From the magazine Tanya Gold

Bagels that even New York can’t beat: Panzer’s Delicatessen reviewed

Tanya Gold
 Giles Christopher Photography
EXPLORE THE ISSUE 08 November 2025
issue 08 November 2025

That Panzer’s Delicatessen in St John’s Wood is called Panzer’s – for the instrument of Blitzkrieg – is mad, until you remember that Jews love to eat near catastrophe, and then it is merely funny. I love Panzer’s so much I am reluctant to share it, but we need all the friends we can get. I keep telling non-Jewish friends: when we burn, you will burn with us. Though I mean it as consolation, they tend to run.

St John’s Wood has always existed on the edge of hysteria. Edwardian psychopaths put their mistresses here, and I once went to a children’s birthday party where Peppa Pig couldn’t park, and there was a fight with recriminations. The high street sells corsetry and facial reconstruction.

I have never had bagels this good, not even in New York City

I remember Panzer’s as a greengrocer that sold challah (bread plaited like hair, because who cares?) but it has, in what liberal newspapers call End Days Capitalism, upgraded itself to café, takeout joint and seller of hampers: that is, it is the Jewish Fortnum & Mason, and its glassy eyes overlook the remnants of a library. It is 80 years old, fabulously clean and it seethes with rage.

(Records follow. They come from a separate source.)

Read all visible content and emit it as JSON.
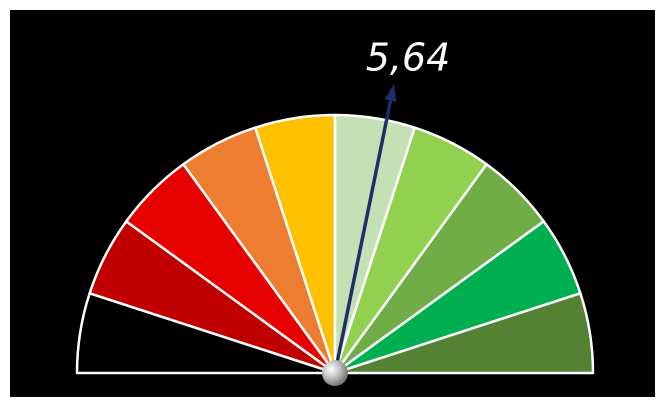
{
  "chart_data": {
    "type": "gauge",
    "values": [
      5.64
    ],
    "value_labels": [
      "5,64"
    ],
    "ylim": [
      0,
      10
    ],
    "colors": [
      "#000000",
      "#c00000",
      "#e60000",
      "#ed7d31",
      "#ffc000",
      "#c5e0b4",
      "#92d050",
      "#70ad47",
      "#00b050",
      "#548235"
    ],
    "needle_color": "#1f2d6b"
  }
}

‘Why are you staring at me?’ a woman shouts, as I move aside due to a bottleneck caused by an olive oil demonstration and babies. ‘I am being polite!’ I shout back. This is not abnormal. Rather, I am home.

First, the bagel counter. I have never had bagels this good, not even in New York City. I have the smoked salmon and cream cheese bagel, and it does everything a smoked salmon and cream cheese bagel can, and should, do: and some things it shouldn’t. It was overfilled, as good bagels are, and it falls to the ground as I eat it, but even thinking about it makes me feel like a wild animal. Get bagels nowhere else, and don’t forget the onion. Get them on Sundays, and pretend you live inside a colour magazine supplement. There are worse lives.

The café is outdoors: it is manned by someone impersonating a psychiatric nurse. Of course I wonder: when will you crack? Now? The portions are vast: the food (chicken schnitzel; hamburger) is too generic for Jewish food, but this is St John’s Wood, not Poland or Finchley, and it isn’t Jewish food. It is brasserie food, and it is fine.

The delight, though, is the grocer’s: rows of prepared meals lit like Judy Garland. But kosher! And alive! (At least for things that are, by definition, dead.) The honey cake has a density – a fury – no sponge cake has a right to. The Panzer’s mini-roll – it is not called that – is a maxi-roll. It could eat itself.

My complaint is the same complaint that I have about Nobody Wants This, the Netflix romance between a ‘hot rabbi’ who isn’t hot and a non-Jewish woman who looks like an elf. (Season two is here: this whining is topical.)

People dislike Nobody Wants This because it is a collection of stereotypes, and it is, but I don’t mind the stereotypes, which are largely true. (I mind the guns.) Rather, Nobody Wants This is lacking in Jewish intellect and identity – it makes Jews sound like a curiosity, monied Hobbits or Druids, but angry – and I make the same complaint of Panzer’s. Even if it is a deli. Katz’s in New York City is heftier, but we are British Jews, and our deli sells A Taste Of Luxury This Christmas, and there it is.

Panzer’s Delicatessen, 13-19 Circus Road, London NW8; 020 7722 8162.